Ha evidentemente lasciato il segno l’abbattimento dell’aereo israeliano in Siria, avvenuto lo scorso 10 febbraio quando un caccia dell’aviazione di Tel Aviv era di rientro da una missione di bombardamento della base militare di Tyas, nel cuore del deserto siriano e non lontana da Palmyra; proprio nelle ultime settimane, è stato accelerato il progetto di nuovi sistemi di difesa anti aerea e, in particolare, dei velivoli in missione durante delicate operazioni. Nelle scorse ore è stato infatti presentato l’Ell – 8270, definito non solo dagli israeliani ma anche da diversi esperti del settore come una modalità innovativa e moderna di approccio ai mezzi anti missile; si tratta, in poche parole, di una vera e propria esca che non viene sganciata dall’aereo bensì ad esso collegata tramite un filo: quando il missile nemico è in avvicinamento, l’esca attira l’elemento nemico su di sé evitando quindi l’impatto con il velivolo.

La nuova “esca” iper tecnologica e low cost

L’esca in questione, che deve solamente essere attivava dal pilota in caso di pericolo, rimane a distanza di sicurezza dall’aereo e, come detto, ad essa collegata tramite un filo; al suo interno, vi è un trasponder ed è proprio questo elemento che salva la vita al pilota e l’integrità del mezzo in quel momento minacciato: infatti, il trasponder riesce a deviare il corso del missile o del proiettile lanciato contro l’aereo, attirandolo su di sé ed evitando quindi la deflagrazione in prossimità del mezzo. L’esca è dotata di un’autonoma batteria, anche per questo motivo quindi essa risulta vantaggiosa in quanto può essere attivata dal pilota per diversi chilometri e l’aereo può essere protetto da questa vera e propria schermatura per molto tempo; il sistema, come detto, è stato battezzato con il nome di Ell – 8270 ed è stato concepito dall’Iai (Israel Aerospace Industry), attiva in questi giorni specie dopo lo shock derivato dall’abbattimento di un aereo militare da parte della contraerea siriana.

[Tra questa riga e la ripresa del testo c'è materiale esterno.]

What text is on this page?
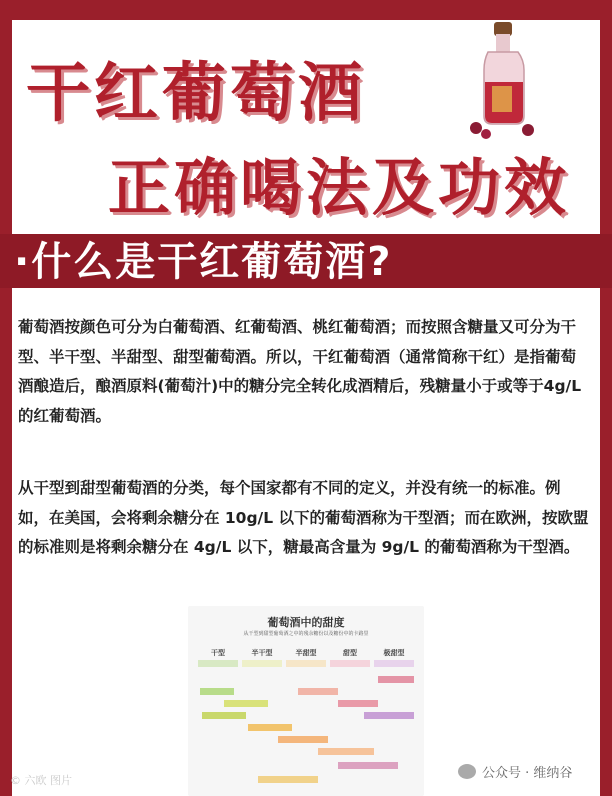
干红葡萄酒
正确喝法及功效
·什么是干红葡萄酒?

葡萄酒按颜色可分为白葡萄酒、红葡萄酒、桃红葡萄酒；而按照含糖量又可分为干型、半干型、半甜型、甜型葡萄酒。所以，干红葡萄酒（通常简称干红）是指葡萄酒酿造后，酿酒原料(葡萄汁)中的糖分完全转化成酒精后，残糖量小于或等于4g/L的红葡萄酒。

从干型到甜型葡萄酒的分类，每个国家都有不同的定义，并没有统一的标准。例如，在美国，会将剩余糖分在 10g/L 以下的葡萄酒称为干型酒；而在欧洲，按欧盟的标准则是将剩余糖分在 4g/L 以下，糖最高含量为 9g/L 的葡萄酒称为干型酒。

葡萄酒中的甜度
从干型到甜型葡萄酒之中的残余糖份以及糖份中的卡路里
干型	半干型	半甜型	甜型	极甜型
© 六欧 图片	公众号 · 维纳谷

L’altra importante novità che presenta l’Ell – 8270 riguarda invece i costi: mantenere questa esca permette di risparmiare numerose somme rispetto agli attuali sistemi difensivi anti missile, l’obiettivo è rendere questo oggetto dotato di autonoma batteria tra i più economici di sempre, anche perché il costo della sicurezza in Israele sembra aumentare anno dopo anno ed il governo di Netanyahu vuol respingere le accuse di non badare a spese sul fronte della difesa, a discapito di altri settori attualmente più in difficoltà. L’altro vantaggio dell’Ell – 8270, è inerente alla sua capacità di gestione delle minacce: questo sistema, una volta entrato a regime, può gestire contemporaneamente più attacchi rivolti verso l’aereo oggetto dei missili o dei proiettili nemici.

Il settore sicurezza in Israele sempre più attivo

Non è certo un mistero il fatto che il governo di Tel Aviv punti molto sulla difesa e sulla sicurezza; non solo Netanyahu e non solo i governo del Likud infatti, nel corso della storia dello Stato ebraico, hanno investito molto nelle armi e nel rafforzamento dei sistemi di sicurezza del paese. Pur tuttavia, mai come in questo periodo l’indotto della difesa israeliano registra ragguardevoli investimenti, accompagnati dalla produzione di nuovi sistemi sia offensivi che difensivi; l’Ell – 8270 è soltanto l’ultimo di una lunga serie di evoluzioni dei mezzi di sicurezza che negli ultimi anni hanno portato alla proliferazione di numerose nuove armi. L’indotto che riguarda la sicurezza e la difesa, è tra i più importanti settori dell’intera economia israeliana, muovendo ogni anno miliardi di Dollari in investimenti ed impiegando migliaia di lavoratori nelle varie industrie di armi e di sistemi difensivi.

Una necessità sia economica che politica, anche l’opinione pubblica israeliana non è completamente d’accordo con questa strategia: in un recente sondaggio pubblicato dai principali quotidiani del paese, è emerso infatti come la minaccia maggiormente percepita dagli abitanti non è quella relativa alla guerra con i palestinesi od alle tensioni con Gaza ed Hezbollah, bensì lo spauracchio delle tensioni sociali interne dovute ad un’economia che negli ultimi anni ha allargato il divario tra ricchi e poveri. In poche parole, ad oggi la gente in Israele vorrebbe vedere più investimenti nell’economia e nel lavoro, a discapito invece dei tanti fondi dirottati in armi e sistemi difensivi.